Many risk factors in our community lead to NSSI such as, poor relationship skills, difficulty dealing with conflict, poor impulse control, and indulging in other self-destructive behaviors (e.g. alcohol or drug use, cigarette smoking, risk-taking behaviors, eating disorders, etc.). Although much more research is needed, there is speculation that risk factors for NSSI behaviors could be different for blacks. Exposure to stressful situations and conditions that are outside of a person’s control can increase the risk for engagement in self-harming behavior. Such conditions can include abuse, violence, chaotic living environment, family discord or community upheaval. NSSI gives the person a sense of control that they do not have in other areas of their life. Lower levels of spirituality and ethnic identity have been linked to black suicide rates and may be important in understanding black NSSI, but more research is needed. Black youth living in communities with few to no other minorities nearby may suffer from feelings of isolation and place them at increased risk for NSSI. Decreases in community connectedness and formal rites of passage are considered to be playing a role in the rising rates of NSSI across races.

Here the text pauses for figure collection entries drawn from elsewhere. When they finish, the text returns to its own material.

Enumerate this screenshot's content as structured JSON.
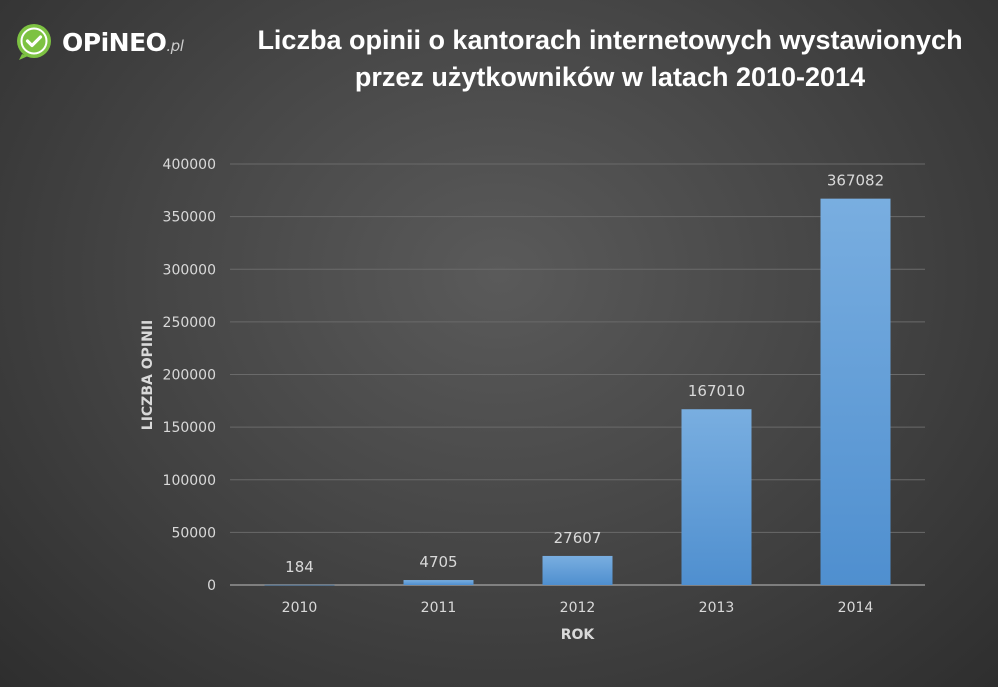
{
  "logo": {
    "brand": "OPiNEO",
    "tld": ".pl",
    "color": "#7dc242"
  },
  "chart_data": {
    "type": "bar",
    "title_line1": "Liczba opinii o kantorach internetowych wystawionych",
    "title_line2": "przez użytkowników w latach  2010-2014",
    "xlabel": "ROK",
    "ylabel": "LICZBA OPINII",
    "categories": [
      "2010",
      "2011",
      "2012",
      "2013",
      "2014"
    ],
    "values": [
      184,
      4705,
      27607,
      167010,
      367082
    ],
    "data_labels": [
      "184",
      "4705",
      "27607",
      "167010",
      "367082"
    ],
    "ylim": [
      0,
      400000
    ],
    "yticks": [
      "0",
      "50000",
      "100000",
      "150000",
      "200000",
      "250000",
      "300000",
      "350000",
      "400000"
    ],
    "grid": true,
    "bar_color": "#5b9bd5"
  }
}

•Withdrawing from friends and family
•Changing one’s friend circle, such as befriending other youth who are known to be involved in self-destructive behaviors
•Decrease in school performance
•Changing usual social activities
•Significant relationship problems
•Wearing long sleeves or long pants even in the hottest of weather
•Making excuses for frequent bruises, scratches, bite or burn marks, or cuts
•Collecting and hiding razors, knives, scissors, or other sharp objects
•Developing severe mood swings
•Demonstrating difficulty regulating emotions (e.g. unable to calm self down after disappointment, argument, frustration)

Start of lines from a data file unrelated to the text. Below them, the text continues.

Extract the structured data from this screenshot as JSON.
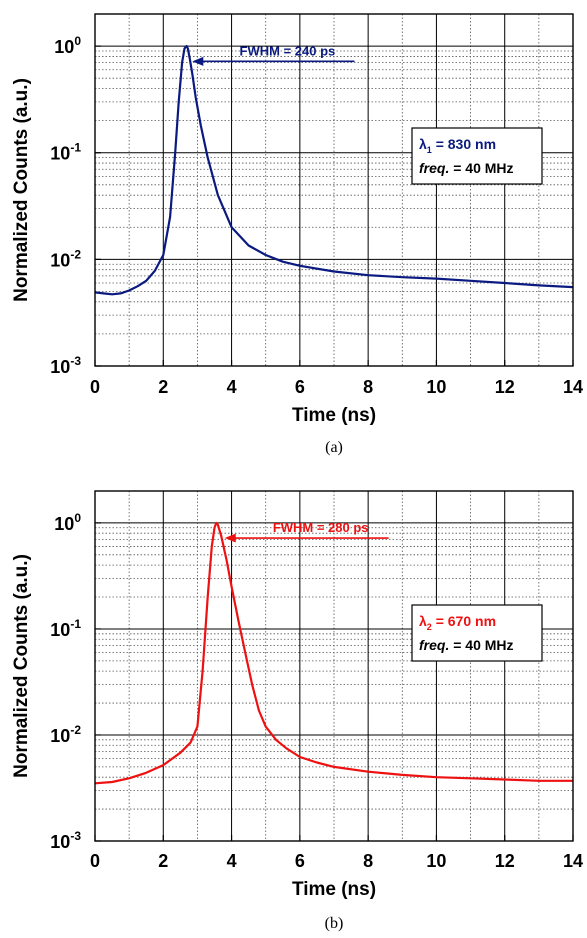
{
  "chart_data": [
    {
      "type": "line",
      "panel_label": "(a)",
      "xlabel": "Time (ns)",
      "ylabel": "Normalized Counts (a.u.)",
      "xlim": [
        0,
        14
      ],
      "ylim": [
        0.001,
        2
      ],
      "yscale": "log",
      "grid": true,
      "x_ticks": [
        "0",
        "2",
        "4",
        "6",
        "8",
        "10",
        "12",
        "14"
      ],
      "y_ticks": [
        {
          "base": "10",
          "exp": "0"
        },
        {
          "base": "10",
          "exp": "-1"
        },
        {
          "base": "10",
          "exp": "-2"
        },
        {
          "base": "10",
          "exp": "-3"
        }
      ],
      "color": "#0a1a80",
      "annotation": {
        "text": "FWHM = 240 ps",
        "arrow_tip": [
          2.85,
          0.72
        ],
        "arrow_tail": [
          7.6,
          0.72
        ]
      },
      "info_box": {
        "lambda": "λ",
        "lambda_sub": "1",
        "lambda_value": " = 830 nm",
        "freq_label": "freq.",
        "freq_value": " = 40 MHz"
      },
      "series": [
        {
          "x": [
            0,
            0.25,
            0.5,
            0.75,
            1.0,
            1.25,
            1.5,
            1.75,
            2.0,
            2.2,
            2.35,
            2.45,
            2.55,
            2.62,
            2.68,
            2.72,
            2.78,
            2.85,
            2.95,
            3.1,
            3.3,
            3.6,
            4.0,
            4.5,
            5.0,
            5.5,
            6.0,
            7.0,
            8.0,
            9.0,
            10.0,
            11.0,
            12.0,
            13.0,
            14.0
          ],
          "y": [
            0.0049,
            0.0048,
            0.0047,
            0.0048,
            0.0051,
            0.0056,
            0.0063,
            0.0078,
            0.011,
            0.025,
            0.1,
            0.3,
            0.7,
            0.95,
            1.0,
            0.95,
            0.75,
            0.55,
            0.33,
            0.18,
            0.09,
            0.04,
            0.02,
            0.0135,
            0.011,
            0.0095,
            0.0087,
            0.0077,
            0.0071,
            0.0068,
            0.0066,
            0.0063,
            0.006,
            0.0057,
            0.0055
          ]
        }
      ]
    },
    {
      "type": "line",
      "panel_label": "(b)",
      "xlabel": "Time (ns)",
      "ylabel": "Normalized Counts (a.u.)",
      "xlim": [
        0,
        14
      ],
      "ylim": [
        0.001,
        2
      ],
      "yscale": "log",
      "grid": true,
      "x_ticks": [
        "0",
        "2",
        "4",
        "6",
        "8",
        "10",
        "12",
        "14"
      ],
      "y_ticks": [
        {
          "base": "10",
          "exp": "0"
        },
        {
          "base": "10",
          "exp": "-1"
        },
        {
          "base": "10",
          "exp": "-2"
        },
        {
          "base": "10",
          "exp": "-3"
        }
      ],
      "color": "#ee1111",
      "annotation": {
        "text": "FWHM = 280 ps",
        "arrow_tip": [
          3.8,
          0.72
        ],
        "arrow_tail": [
          8.6,
          0.72
        ]
      },
      "info_box": {
        "lambda": "λ",
        "lambda_sub": "2",
        "lambda_value": " = 670 nm",
        "freq_label": "freq.",
        "freq_value": " = 40 MHz"
      },
      "series": [
        {
          "x": [
            0,
            0.5,
            1.0,
            1.5,
            2.0,
            2.5,
            2.8,
            3.0,
            3.15,
            3.3,
            3.42,
            3.5,
            3.55,
            3.6,
            3.7,
            3.85,
            4.0,
            4.2,
            4.4,
            4.6,
            4.8,
            5.0,
            5.3,
            5.6,
            6.0,
            6.5,
            7.0,
            8.0,
            9.0,
            10.0,
            11.0,
            12.0,
            13.0,
            14.0
          ],
          "y": [
            0.0035,
            0.0036,
            0.0039,
            0.0044,
            0.0052,
            0.0068,
            0.0085,
            0.012,
            0.04,
            0.2,
            0.6,
            0.9,
            1.0,
            0.96,
            0.75,
            0.45,
            0.25,
            0.12,
            0.06,
            0.03,
            0.017,
            0.012,
            0.009,
            0.0075,
            0.0062,
            0.0055,
            0.005,
            0.0045,
            0.0042,
            0.004,
            0.0039,
            0.0038,
            0.0037,
            0.0037
          ]
        }
      ]
    }
  ]
}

•Demonstrating significant problems managing stress
Tips for responding to NSSI
For parents who suspect their child is engaging in NSSI, first remember that the youth is experiencing intense emotional pain and is using NSSI as a way to cope with the overwhelming feelings. You may notice that you feel anger, hurt, disgust, fear, guilt, embarrassment, or sadness. These are all normal reactions to learning about a shocking behavior that your loved one is doing. Talk to a trusted person in your life (significant other, friend, family member, pastor) about your feelings. Do not unload your negative feelings on the self-injuring youth. Instead, approach the youth when you are feeling calm and compassionate. You can say something like: “I am concerned that you may be hurting yourself on purpose. I know it must be scary to be feeling so much pain in your life. You are not alone. I am here for you and available to talk if you would like that.” If the youth is not ready to talk right then, let them know you are available when they are ready. Do not insist that they show you their scars and wounds or do anything else that might cause them more embarrassment. If your child shows any signs of suicidal behavior (e.g. making comments about wanting to die or others being better off without them, writing a suicide note, giving away cherished items) then immediately seek emergency services. Otherwise, educate yourself about NSSI (a good resource is http://www.crpsib.com) and locate a qualified mental health professional to help your child overcome NSSI.
Dr. Karyn Bentley, founder of the Self-Injury Treatment and Education (SITE) program, has spent the last 12 years as a clinical psychologist, author and speaker. Her new company, Psychological Solutions, LLC specializes in helping communities recognize and combat negative habitual behaviors.
International Society for the Study of Self Injury (ISSS). http://www.issweb.org.
Hilt, L., Cha, C., & Nolen-Hoeksema, S. (2008). Nonsuicidal Self-Injury in Young Adolescent Girls: Moderators of the Distress-Function Relationship. Journal of Consulting and Clinical Psychology, 76(1), 63-71.